Haight Ashbury Mahallesi “Summer of Love” akımının merkez noktasıydı. Bu ana merkezi, Amerika’nın ve dünyanın çeşitli coğrafyalarına giden insanların “çıkmış oldukları yolun ortasında kendilerinden ve parçası oldukları akımdan emin olmadıkları zaman” başvurulan ve bir güvence ve rahatlık sağlayan mekân olarak görülebilir. Zira mahallenin kendisi bir “ghetto”dur, içinde kendine has insan grubunun yaşadığı, çeşitli uyuşturucuların denendiği, beden açısından olabildiğince özgür iradelerini kullanmayı seven ve bunu birer “entelektüel” olarak yapmayı amaç edinmiş bohem bir kitleye seslenir.
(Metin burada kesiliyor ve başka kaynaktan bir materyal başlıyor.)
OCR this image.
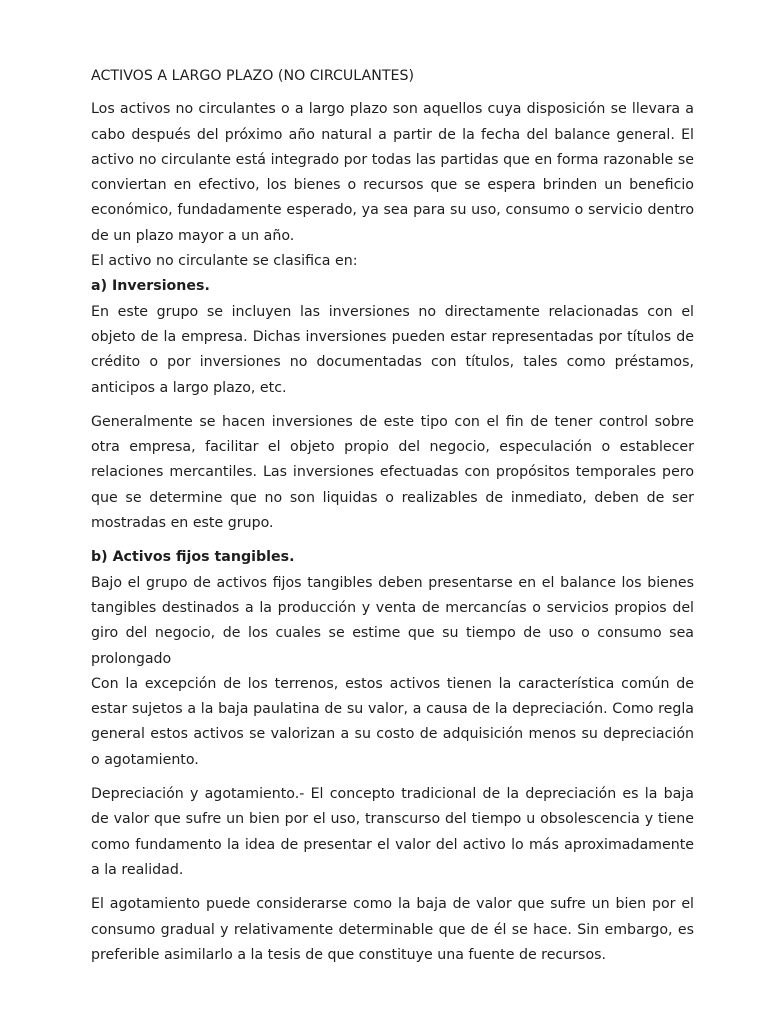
ACTIVOS A LARGO PLAZO (NO CIRCULANTES)

Los activos no circulantes o a largo plazo son aquellos cuya disposición se llevara a cabo después del próximo año natural a partir de la fecha del balance general. El activo no circulante está integrado por todas las partidas que en forma razonable se conviertan en efectivo, los bienes o recursos que se espera brinden un beneficio económico, fundadamente esperado, ya sea para su uso, consumo o servicio dentro de un plazo mayor a un año.

El activo no circulante se clasifica en:

a) Inversiones.

En este grupo se incluyen las inversiones no directamente relacionadas con el objeto de la empresa. Dichas inversiones pueden estar representadas por títulos de crédito o por inversiones no documentadas con títulos, tales como préstamos, anticipos a largo plazo, etc.

Generalmente se hacen inversiones de este tipo con el fin de tener control sobre otra empresa, facilitar el objeto propio del negocio, especulación o establecer relaciones mercantiles. Las inversiones efectuadas con propósitos temporales pero que se determine que no son liquidas o realizables de inmediato, deben de ser mostradas en este grupo.

b) Activos fijos tangibles.

Bajo el grupo de activos fijos tangibles deben presentarse en el balance los bienes tangibles destinados a la producción y venta de mercancías o servicios propios del giro del negocio, de los cuales se estime que su tiempo de uso o consumo sea prolongado

Con la excepción de los terrenos, estos activos tienen la característica común de estar sujetos a la baja paulatina de su valor, a causa de la depreciación. Como regla general estos activos se valorizan a su costo de adquisición menos su depreciación o agotamiento.

Depreciación y agotamiento.- El concepto tradicional de la depreciación es la baja de valor que sufre un bien por el uso, transcurso del tiempo u obsolescencia y tiene como fundamento la idea de presentar el valor del activo lo más aproximadamente a la realidad.

El agotamiento puede considerarse como la baja de valor que sufre un bien por el consumo gradual y relativamente determinable que de él se hace. Sin embargo, es preferible asimilarlo a la tesis de que constituye una fuente de recursos.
Akımın medyatik tarafı ikiye bölünmüştü. Bir taraftan Amerika’nın baskın medya tarafı, Haight Ashbury mahallesinde yaşananları bir “karşı kültür”ün uç noktaya varmış ifade özgürlüğü olarak nitelendiriyor, Hunter S. Thompson New York Times’a yazdığı tefrikalarla günbegün rapor veriyordu. Bir taraftan da bu “karşı kültürün” kendi medyası vardı; bunlardan en etkin ve popüler olanı ve 1967’de yarım milyon okuyucuyu kendine çekmeyi başaran “San Francisco Oracle” dergisiydi. İki tarafın medyası da farklı sebeplere ve işaretlere yoğunlaşsa da ikisi aynı yerde buluşuyordu: San Francisco’da bir şeyler oluyordu!
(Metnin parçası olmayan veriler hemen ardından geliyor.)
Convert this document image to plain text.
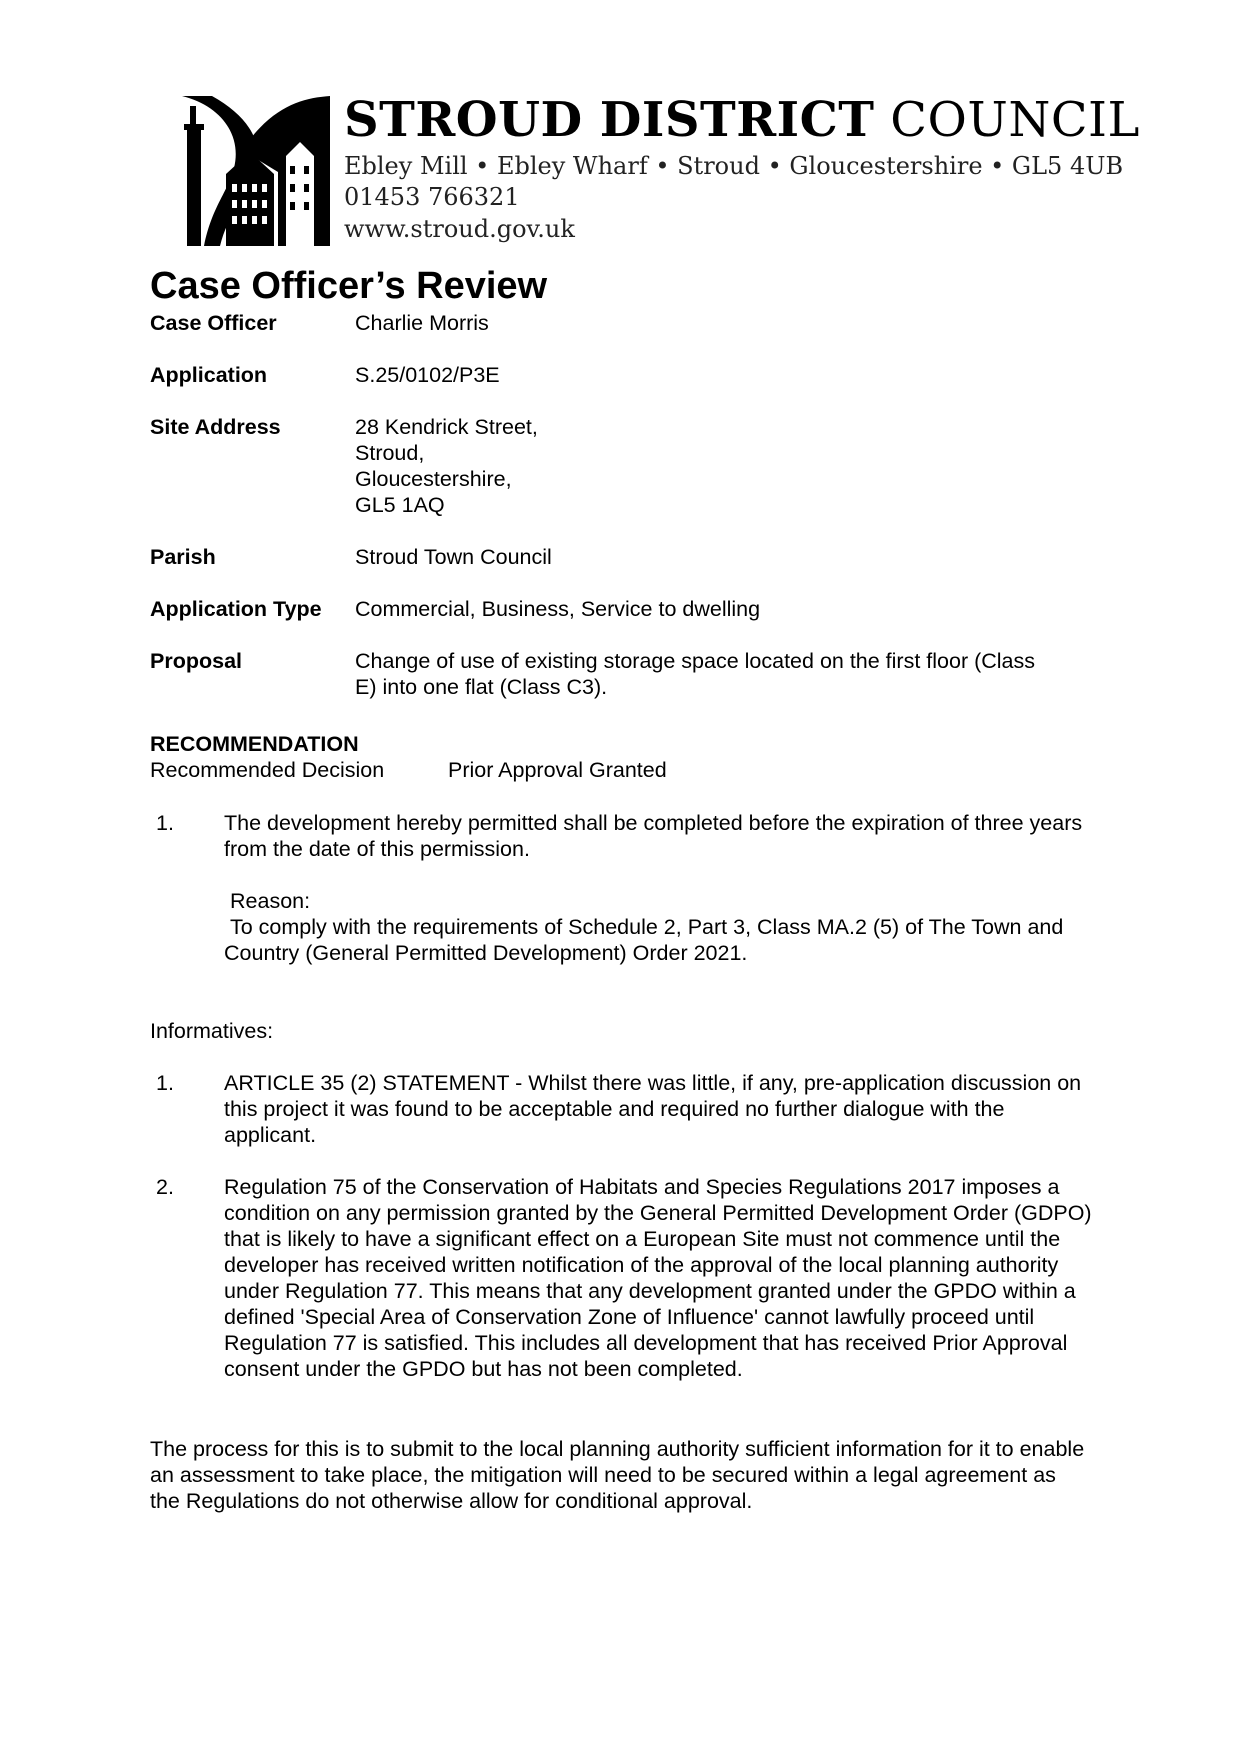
STROUD DISTRICT COUNCIL
Ebley Mill • Ebley Wharf • Stroud • Gloucestershire • GL5 4UB
01453 766321
www.stroud.gov.uk
Case Officer’s Review
Case Officer	Charlie Morris
Application	S.25/0102/P3E
Site Address	28 Kendrick Street,
Stroud,
Gloucestershire,
GL5 1AQ
Parish	Stroud Town Council
Application Type	Commercial, Business, Service to dwelling
Proposal	Change of use of existing storage space located on the first floor (Class
E) into one flat (Class C3).
RECOMMENDATION
Recommended Decision	Prior Approval Granted
1.	The development hereby permitted shall be completed before the expiration of three years from the date of this permission.
Reason:
To comply with the requirements of Schedule 2, Part 3, Class MA.2 (5) of The Town and Country (General Permitted Development) Order 2021.
Informatives:
1.	ARTICLE 35 (2) STATEMENT - Whilst there was little, if any, pre-application discussion on this project it was found to be acceptable and required no further dialogue with the applicant.
2.	Regulation 75 of the Conservation of Habitats and Species Regulations 2017 imposes a condition on any permission granted by the General Permitted Development Order (GDPO) that is likely to have a significant effect on a European Site must not commence until the developer has received written notification of the approval of the local planning authority under Regulation 77. This means that any development granted under the GPDO within a defined 'Special Area of Conservation Zone of Influence' cannot lawfully proceed until Regulation 77 is satisfied. This includes all development that has received Prior Approval consent under the GPDO but has not been completed.
The process for this is to submit to the local planning authority sufficient information for it to enable an assessment to take place, the mitigation will need to be secured within a legal agreement as the Regulations do not otherwise allow for conditional approval.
Lyndon B. Johnson'ın Amerika için sarf ettiği pozitif yaklaşım, iktidarda bulunan hükümetin halka ve gençlere takındıkları sevecen, iyimser ve çalışkan profilinin kırılmaya başladığı 67' yazının “hippie culture” çatısı altında başlayan, vazgeçilmez referansları olan LSD, “free love” ve Timothy Learty, Allen Ginsberg gibi yazarların da destek verdiği ayaklanmanın toplum tarihinde bir yaşam tarzına dönüşmesiyle ilginçtir. Amerikan gençliğinin ülkelerine karşı duymaya başladığı alienation (yabancılaşma) teriminin bir parçası olmamak amacıyla da kendi aralarında başlattıkları bu ayaklanmanın psikoaktif uyşturucu, cinsel özgürlük, yaratıcı ifade özgürlüğü gibi kırılgan ve soyut olgulara başvurmaları kimilerine göre salt eğlence, kimilerine göre de gerçekten amaçlandığı gibi bir ayaklanma olarak görülmüştür.
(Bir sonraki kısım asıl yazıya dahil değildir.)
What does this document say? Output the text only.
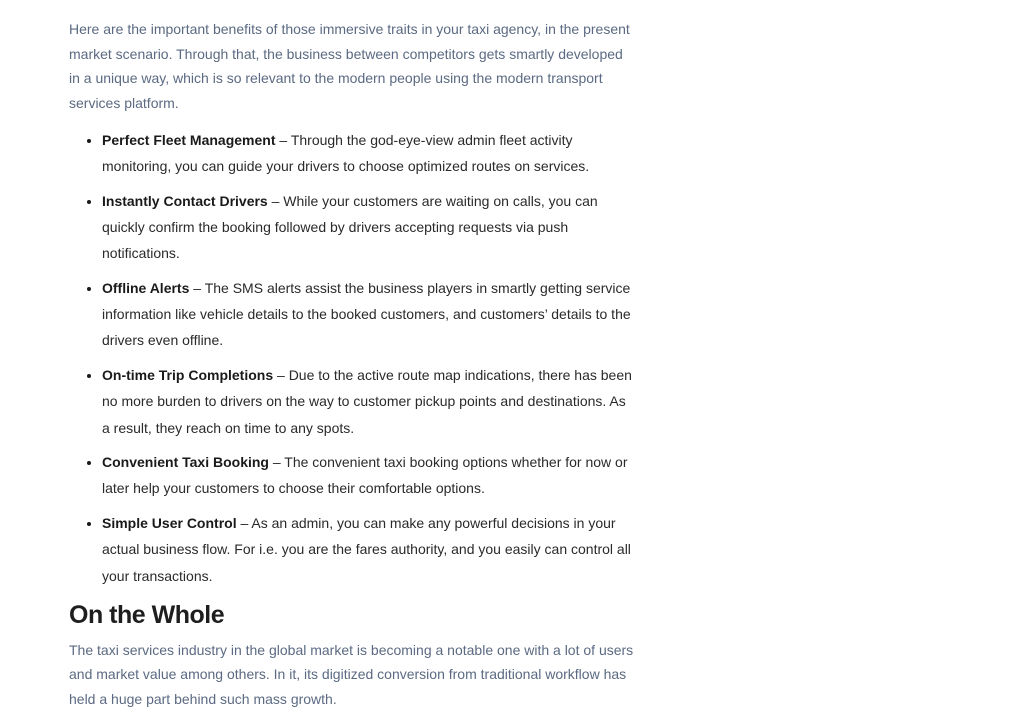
Here are the important benefits of those immersive traits in your taxi agency, in the present market scenario. Through that, the business between competitors gets smartly developed in a unique way, which is so relevant to the modern people using the modern transport services platform.

• Perfect Fleet Management – Through the god-eye-view admin fleet activity monitoring, you can guide your drivers to choose optimized routes on services.
• Instantly Contact Drivers – While your customers are waiting on calls, you can quickly confirm the booking followed by drivers accepting requests via push notifications.
• Offline Alerts – The SMS alerts assist the business players in smartly getting service information like vehicle details to the booked customers, and customers’ details to the drivers even offline.
• On-time Trip Completions – Due to the active route map indications, there has been no more burden to drivers on the way to customer pickup points and destinations. As a result, they reach on time to any spots.
• Convenient Taxi Booking – The convenient taxi booking options whether for now or later help your customers to choose their comfortable options.
• Simple User Control – As an admin, you can make any powerful decisions in your actual business flow. For i.e. you are the fares authority, and you easily can control all your transactions.
On the Whole

The taxi services industry in the global market is becoming a notable one with a lot of users and market value among others. In it, its digitized conversion from traditional workflow has held a huge part behind such mass growth.
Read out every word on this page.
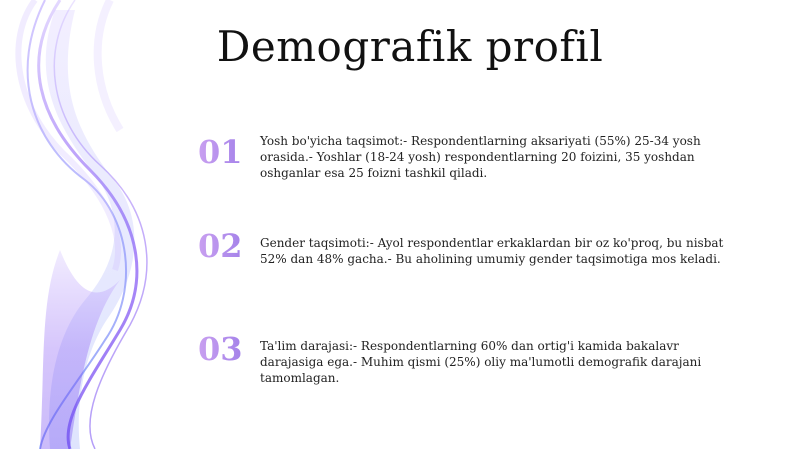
Demografik profil
01	Yosh bo'yicha taqsimot:- Respondentlarning aksariyati (55%) 25-34 yosh orasida.- Yoshlar (18-24 yosh) respondentlarning 20 foizini, 35 yoshdan oshganlar esa 25 foizni tashkil qiladi.
02	Gender taqsimoti:- Ayol respondentlar erkaklardan bir oz ko'proq, bu nisbat 52% dan 48% gacha.- Bu aholining umumiy gender taqsimotiga mos keladi.
03	Ta'lim darajasi:- Respondentlarning 60% dan ortig'i kamida bakalavr darajasiga ega.- Muhim qismi (25%) oliy ma'lumotli demografik darajani tamomlagan.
Öyle veya böyle, ayaklanmaya bir isim verilmeden ve biraz da dönemin ve toplumların bir “tesadüf” sonucu bir araya gelen akımların sonucu olarak da görülebilir. Zamanında akımın bir parçası olan insanların bugün "peki ne değişti?" sorusuna verilemeyen bir cevabın olması, belki de her şeyi daha acıklı yapmaktadır.